An economist from one of Canada's Big Five banks said housing affordability issues are now so acute civil unrest is a possibility.
Benjamin Tal, deputy chief economist with the Canadian Imperial Bank of Commerce, said at the Real Estate Forum in Toronto that he could see protests becoming the norm.
"Mortgage interest payments are rising by 31% yearly," said Tal during a presentation. "Why do you think rent is rising? Because people cannot afford to buy, they are renting."
The latest statistics from the Canadian Real Estate Association released this month show the national average home price for all housing classes was $656,625 in October 2023, up 1.8% from October 2022.
Tal said the next federal election, set to take place on or before Oct. 20, 2025, will focus on housing affordability, and the economist said he recently met with federal Cabinet officials to discuss the issue.
"I told them if we don't deal with it effectively, I'm seeing pockets of civil unrest. I'm seeing renter strikes. I see anti-immigrant sentiment. It is starting, you can see the sentiment," said Tal. "We have to deal with it urgently."
The site rentals.ca said in November that average asking rents in Canada hit a new high of $2,178 in October, an almost 10% jump from a year ago.
International Student Concerns
The economist called for an immediate reduction in students from outside the country to reduce demand for housing.
"Make sure there is a link between the ability of the university to house the students," said Tal.
He said government estimates of nearly 1 million international students in Canada could be off by 750,000.

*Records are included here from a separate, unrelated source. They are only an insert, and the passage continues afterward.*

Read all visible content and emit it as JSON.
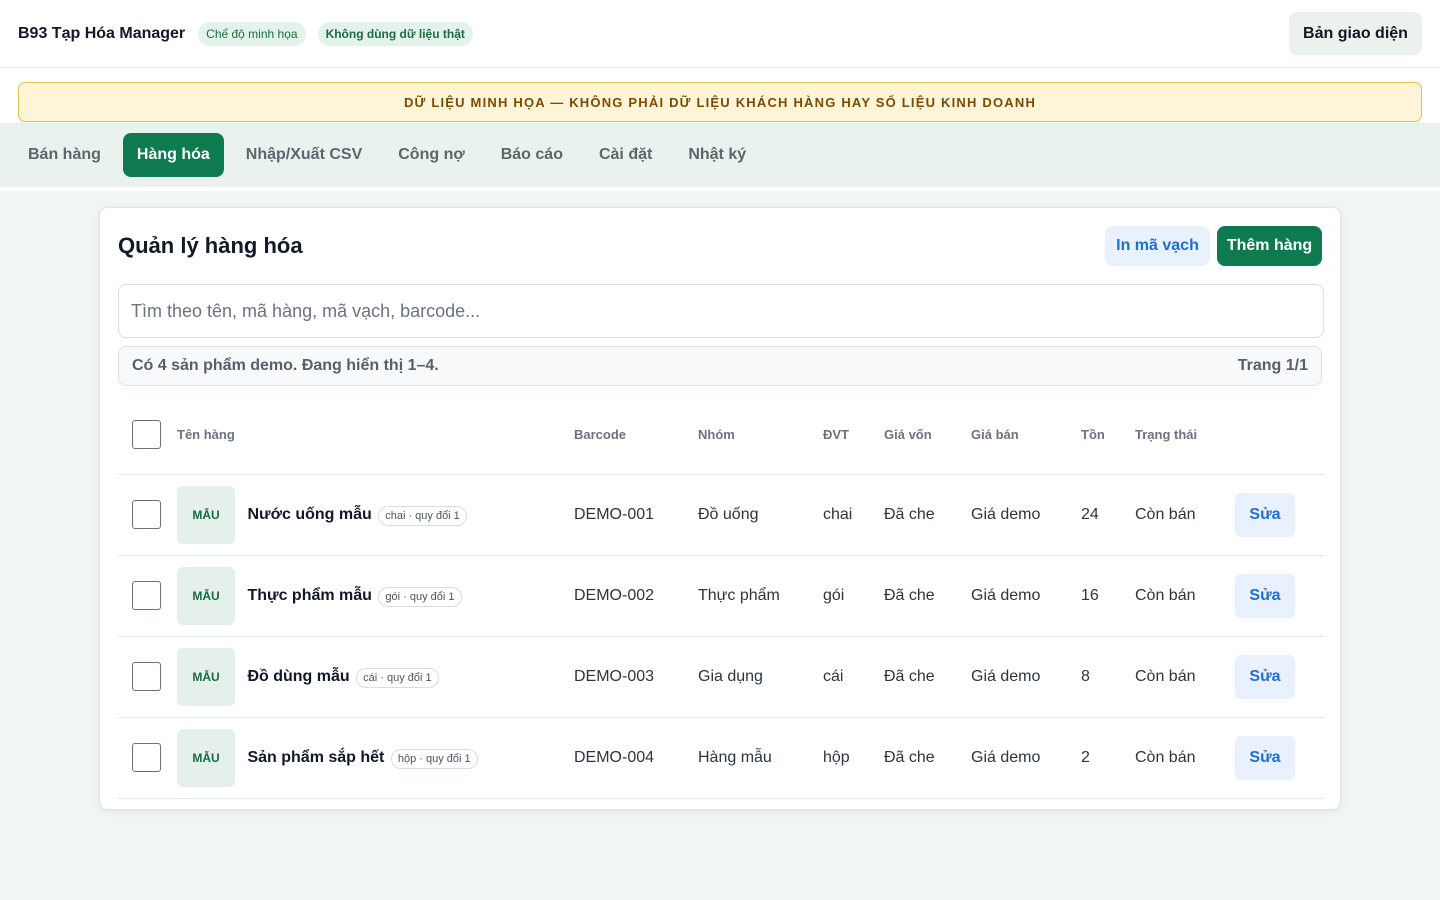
{
  "header": {
    "title": "B93 Tạp Hóa Manager",
    "chip_demo_mode": "Chế độ minh họa",
    "chip_no_real_data": "Không dùng dữ liệu thật",
    "theme_button": "Bản giao diện"
  },
  "banner": {
    "text": "DỮ LIỆU MINH HỌA — KHÔNG PHẢI DỮ LIỆU KHÁCH HÀNG HAY SỐ LIỆU KINH DOANH"
  },
  "nav": {
    "items": [
      {
        "label": "Bán hàng",
        "active": false
      },
      {
        "label": "Hàng hóa",
        "active": true
      },
      {
        "label": "Nhập/Xuất CSV",
        "active": false
      },
      {
        "label": "Công nợ",
        "active": false
      },
      {
        "label": "Báo cáo",
        "active": false
      },
      {
        "label": "Cài đặt",
        "active": false
      },
      {
        "label": "Nhật ký",
        "active": false
      }
    ]
  },
  "products": {
    "title": "Quản lý hàng hóa",
    "print_barcode_button": "In mã vạch",
    "add_button": "Thêm hàng",
    "search_placeholder": "Tìm theo tên, mã hàng, mã vạch, barcode...",
    "summary": "Có 4 sản phẩm demo. Đang hiển thị 1–4.",
    "page_info": "Trang 1/1",
    "columns": {
      "name": "Tên hàng",
      "barcode": "Barcode",
      "group": "Nhóm",
      "unit": "ĐVT",
      "cost": "Giá vốn",
      "price": "Giá bán",
      "stock": "Tồn",
      "status": "Trạng thái"
    },
    "rows": [
      {
        "thumb": "MẪU",
        "name": "Nước uống mẫu",
        "unit_chip": "chai · quy đổi 1",
        "barcode": "DEMO-001",
        "group": "Đồ uống",
        "unit": "chai",
        "cost": "Đã che",
        "price": "Giá demo",
        "stock": "24",
        "status": "Còn bán",
        "edit": "Sửa"
      },
      {
        "thumb": "MẪU",
        "name": "Thực phẩm mẫu",
        "unit_chip": "gói · quy đổi 1",
        "barcode": "DEMO-002",
        "group": "Thực phẩm",
        "unit": "gói",
        "cost": "Đã che",
        "price": "Giá demo",
        "stock": "16",
        "status": "Còn bán",
        "edit": "Sửa"
      },
      {
        "thumb": "MẪU",
        "name": "Đồ dùng mẫu",
        "unit_chip": "cái · quy đổi 1",
        "barcode": "DEMO-003",
        "group": "Gia dụng",
        "unit": "cái",
        "cost": "Đã che",
        "price": "Giá demo",
        "stock": "8",
        "status": "Còn bán",
        "edit": "Sửa"
      },
      {
        "thumb": "MẪU",
        "name": "Sản phẩm sắp hết",
        "unit_chip": "hộp · quy đổi 1",
        "barcode": "DEMO-004",
        "group": "Hàng mẫu",
        "unit": "hộp",
        "cost": "Đã che",
        "price": "Giá demo",
        "stock": "2",
        "status": "Còn bán",
        "edit": "Sửa"
      }
    ]
  }
}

"When the census comes to talk to foreign students, they don't speak to them," said Tal. "One thing we can do is get rid of the Mickey Mouse colleges accepting foreign students. What they are doing is selling Canadian citizenship on the cheap."
In an interview with CoStar News, Tal did not back down on his statement about potential civil unrest. "Housing is a major major issue," he said. "Look at what is happening all over the world. It's not out of the question we could see civil unrest."
During his presentation, Tal blamed much of the affordability issues on the Bank of Canada, which has kept the overnight lending rate at a 22-year high.
The residential real estate market "is facing the biggest test since the 1991 recession," said Tal.
Lower Prices
He noted existing home sales have fallen 41% from a year earlier, and while prices have been mostly unaffected, even with higher carrying costs because of interest rates, those days may be over.
"We are approaching a buyer's market with no buyers, but this not going to solve the affordability issue" over the long term, said Tal, who added that Canada needs to boost the housing supply.
To the commercial real estate audience, the economist noted the biggest issue for them is probably the 10-year bond rate, which affects capitalization rates and valuations of property.
"We are very close to a recession or a mild landing," said Tal. A recent decline in long-term rates "is not a head fake. The question is why it isn't going down even more. It's not enough."
Tal said one issue is the United States economy is still charging ahead based on government spending that is much higher relative to the size of each of the two economies.
If you think Prime Minister Justin Trudeau "is spending like crazy," try President Joe Biden, said Tal. "There are hundreds of billions of dollars being spent there."
He added that the United States "is doing well and preventing 10-year rates from going down. This will all change. Biden will not spend as much next year."
Tal's prediction is that long-term rates will decline in Canada as the United States economy slows, something that he said could take until 2025.